Reiche zerfallen unter großen Schmerzen

0
Jan Asselyn, Italiensk landskap med ruiner av en romersk bro og akvedukt

Landschaftsmalereien des 17. und 18. Jahrhunderts sollten jedem Grund zum Nachdenken geben. Sie stellen Landschaften Italiens dar, in denen Ziegen und deren Hirten unter Ruinen römischer Aquädukte, Brücken oder Tempeln wandern. An ihnen fasziniert, daß sie ein Bild eines europäischen Gemeinwesens geben, das mehr als 1200 Jahre nach dem Zusammenbruch des römischen Reiches noch immer nicht das Produktions- und Infrastrukturniveau erreicht hatte, das jenes Reich an seinem Höhepunkt besaß. Erst die industrielle Revolution des 18. Jahrhunderts ermöglichte Europa das Rom der Glanzzeit zu überholen.

Jan Asseliijn, italienische Landschaft mit Ruinen einer römischen Brücke und eines Aquädukts (Ausschnitt)

Die Malereien von Ziegen und Haustieren unter den Ruinen der Infrastruktur und Tempel der Antike sind wie die von Menschen, die sich unter Resten einer hochtechnologischen Zivilisation bewegen, die sie nicht mehr nachzuahmen vermögen. In seiner Glanzzeit hatte eine Million Einwohner. Voraussetzung dafür war eine fortschrittliche Infrastruktur in Bezug auf Wasserversorgung, Transporte, Warenlieferungen, Handel, Lebensmittelversorgung etc.. Die Stadt gab auch ein Bild der damaligen Bauindustrie, die es vermochte, die Unmengen an Baumaterial zu liefern, die eine solche Stadt benötigt. Als das Reich zusammenbrach, konnte die Infrastruktur nicht aufrecht erhalten werden. Warentransport und Handel schrumpften von einem reissendem Strom zu einem kleinen Bächlein. Zwölfhundert Jahre nach seiner Weltmachtstellung war Rom ein von 10 000 Menschen bewohntes Dorf. Die Etrusker und später die Römer hatten die Sümpfe trockengelegt und damit die Malaria zum Verschwinden gebracht. Nach dem Zusammenbruch des Reiches wurden die Kanäle nicht länger in Stand gehalten, was zur Wiederkehr der Malaria führte. Sie wurde erst in den 30-er Jahren des vorigen Jahrhunderts ausgerottet, als die Faschisten für die erneuerte Trockenlegung der Sümpfe sorgten.
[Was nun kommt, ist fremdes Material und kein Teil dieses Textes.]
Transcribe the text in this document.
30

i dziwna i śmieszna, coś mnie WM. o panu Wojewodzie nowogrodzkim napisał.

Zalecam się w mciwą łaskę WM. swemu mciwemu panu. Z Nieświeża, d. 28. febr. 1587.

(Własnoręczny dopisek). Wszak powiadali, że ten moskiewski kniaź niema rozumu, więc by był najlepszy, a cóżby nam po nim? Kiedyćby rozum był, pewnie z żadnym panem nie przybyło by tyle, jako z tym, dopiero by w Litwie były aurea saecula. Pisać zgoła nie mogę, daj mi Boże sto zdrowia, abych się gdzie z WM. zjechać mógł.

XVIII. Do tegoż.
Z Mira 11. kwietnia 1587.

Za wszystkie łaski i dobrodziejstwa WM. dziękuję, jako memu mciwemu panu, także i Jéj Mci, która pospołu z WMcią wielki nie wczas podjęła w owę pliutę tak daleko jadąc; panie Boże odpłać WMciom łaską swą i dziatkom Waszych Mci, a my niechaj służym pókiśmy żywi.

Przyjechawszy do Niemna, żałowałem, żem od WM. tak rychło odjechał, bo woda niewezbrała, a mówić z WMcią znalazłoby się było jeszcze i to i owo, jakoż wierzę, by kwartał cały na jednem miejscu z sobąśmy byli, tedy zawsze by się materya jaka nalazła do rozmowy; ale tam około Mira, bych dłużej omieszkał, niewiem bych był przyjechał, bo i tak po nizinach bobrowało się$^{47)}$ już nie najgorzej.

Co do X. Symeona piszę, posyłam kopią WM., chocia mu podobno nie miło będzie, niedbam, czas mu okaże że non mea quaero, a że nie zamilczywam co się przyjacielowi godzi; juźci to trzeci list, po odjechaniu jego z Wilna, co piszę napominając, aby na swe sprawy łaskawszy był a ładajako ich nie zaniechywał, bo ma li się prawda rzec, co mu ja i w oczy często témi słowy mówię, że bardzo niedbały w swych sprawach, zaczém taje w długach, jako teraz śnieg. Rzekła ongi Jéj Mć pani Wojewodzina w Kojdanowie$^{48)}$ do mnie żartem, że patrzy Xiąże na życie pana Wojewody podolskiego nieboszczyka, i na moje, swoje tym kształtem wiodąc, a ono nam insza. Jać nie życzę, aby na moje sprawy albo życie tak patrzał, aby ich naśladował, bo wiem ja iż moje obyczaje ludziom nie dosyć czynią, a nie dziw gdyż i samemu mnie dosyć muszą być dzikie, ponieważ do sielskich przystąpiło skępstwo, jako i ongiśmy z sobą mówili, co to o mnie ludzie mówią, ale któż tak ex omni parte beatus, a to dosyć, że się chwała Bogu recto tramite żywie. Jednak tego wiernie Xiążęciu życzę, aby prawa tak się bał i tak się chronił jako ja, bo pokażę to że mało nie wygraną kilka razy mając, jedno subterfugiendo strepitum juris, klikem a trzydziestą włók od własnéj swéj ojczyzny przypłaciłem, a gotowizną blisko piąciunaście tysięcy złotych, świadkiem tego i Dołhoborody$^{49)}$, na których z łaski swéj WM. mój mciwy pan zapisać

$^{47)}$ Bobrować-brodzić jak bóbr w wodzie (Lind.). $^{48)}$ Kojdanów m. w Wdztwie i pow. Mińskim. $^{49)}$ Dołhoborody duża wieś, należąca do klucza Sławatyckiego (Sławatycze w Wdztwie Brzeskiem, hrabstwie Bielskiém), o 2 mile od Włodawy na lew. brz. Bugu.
Die Gegenwart ist nicht weniger verwundbar. Wir leben in einer Zeit, da ein anderes Reich viele der Zerfallserscheinungen aufweist, die das römische Reich in seiner Schlussphase kennzeichneten. Dies sollte uns zu denken geben.

Die römischen Kaiser mischten so lange mehr und mehr Kupfer und andere unedle Metalle in den Denar und doppelten Denar (Antoninianus) bis er fast kein Silber mehr enthielt. Um einen hohen Gehalt an Silber vorzutäuschen, versilberten sie die Münzen, indem sie diese in ein Bad aus Silbersalzen tauchten, wodurch sie mit einen hauchdünnen silbrigen Schicht überzogen wurden. Das war die Hyperinflation der damaligen Zeit. Die römischen Bürger wollten nicht mehr im Heer dienen, sodaß das Militärwesen auf Söldner umgestellt werden musste. Söldner kommt von Sold, der römischen Goldmünze Solidus, mit der die höheren Chargen entlohnt wurden. Det einfache Legionär oder Soldat einer Hilfstruppe musste sich mit dem nun fast wertlosen Denar bzw. Antoninianus begnügen. So musste ständig neues Geld geprägt werden, um die Soldaten zu bezahlen. Das Reich führte ständig Krieg. Krieg ist teuer. Das Problem löste man durch ständige Prägung neuer Münzen von immer geringerem Metallwert.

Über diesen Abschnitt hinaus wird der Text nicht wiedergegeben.